Gentrifizierung, Prozess, Teilhabe
Sich dagegen zu wehren, dass Stadtteile aufgewertet werden, ist schwer. Man kann sich selbst nicht von jeglicher Schuld freisprechen. Viele möchten, dass der Kiez (z.B. Eisenbahnstraße schöner und interessanter wird. Wichtig ist innerhalb dieses Prozesses sicher zu stellen, dass die Bevölkerung dabei nicht ausgetauscht wird. Städte sind lebende Organismen: Wenn sich an der einen Stelle etwas ändert, dann gibt es an einer anderen etwas Neues. Das war immer so. Was mich stört ist das oftmals pseudo Kritik von den Getrifizierern selbst kommt. Gut ist es, wenn sich die Leute zusammen tun und Initiativen gründen, Bündnisse aus Künstlern und Einwohnern, die für bezahlbare Mieten und gegen soziale Vertreibungen kämpfen. In Leipzig gibt es so etwas bereits, man kann dort aktiv an der Gestaltung der Kieze teilhaben. Mich persönlich hat es aber schon etwas genervt, dass im Osten nun plötzlich extrem viele junge „Hippsties“ rumrennen. Ich fühle mich da in Connewitz wohler. Kann aber auch am Alter liegen. 😉
Wenn du in Leipzig mit guten Freunden essen gehen wollen würdest, was würdest du mir empfehlen?
Zest. Eindeutig. Nirgendwo wirst du eine so gute Gemüseküche auf Sterneniveau finden. Abe auch die einfacheren Gerichte sind der Wahnsinn. Das industrielle Design im kleinen Gastraum und die Mundorgasmen auslösenden hausgemachten Limonaden sind nur noch ein weiteres Bonbon. Immer und uneingeschränkt Zest.
Und wohin würdest du mit mir gehen, wenn du tanzen gehen wollen würdest?
Ich bin ein absoluter Konzertmensch. Mit dir würde ich auf ein Hip Hop Konzert gehen. (Wird mal wieder Zeit, ja?) Aber wenn ich tanzen gehe, dann gerne im Westwerk zu gutem, harten Techno, oder im IFZ oder der Ostapotheke.

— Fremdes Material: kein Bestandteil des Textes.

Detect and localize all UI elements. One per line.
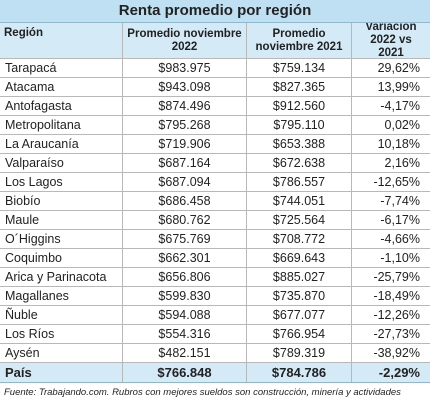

Wir kennen uns ja selbst schon etwas länger persönlich, du bist sehr aktiv bei dem Legida-Gegenprotest dabei – wie siehst du die allgemeine Entwicklung?
Erschreckend. Und es ist auch gerade so erschreckend, weil es einfach nur ein Indikator für die gesamte Entwicklung im Moment ist. Legida ist nur ein Ausläufer des allgemeinen Rechtsrucks der „Mitte“. Auf der Straße sieht man im Moment gefühlt nur noch Rentner und Hooligans. Aber was man in sozialen Netzwerk liest, wo die Menschen nicht ihr Gesicht in der Öffentlichkeit zeigen müssen, das ist absolut furchteinflößend und zeigt immer wieder wie wichtig es ist, gegen dieses Gedankengut aufzustehen, immer und immer wieder.
Leipzig ist ja ein ganz cooler Ort, aber wo auf der Welt gefällt es dir noch?
Am Meer. Ich bin ein absoluter Wassermensch. Da reicht als Substitut für kurze Zeit schon eine Seenlandschaft aber wirklich glücklich sein, kann ich nur am Meer.
Wo findet man dich in den sozialen Netzwerken?
Instagram: urban.beatnik, Facebook: Sarah Sturm
Hast du noch ein paar abschließende Wörter, die du schon immer mal los werden wolltest?
„Die Kritik an Hipstern, kann die Hipster der Kritik nicht ersetzen!“ -Grim104-
Vielen Dank Sarah, für dieses Interview.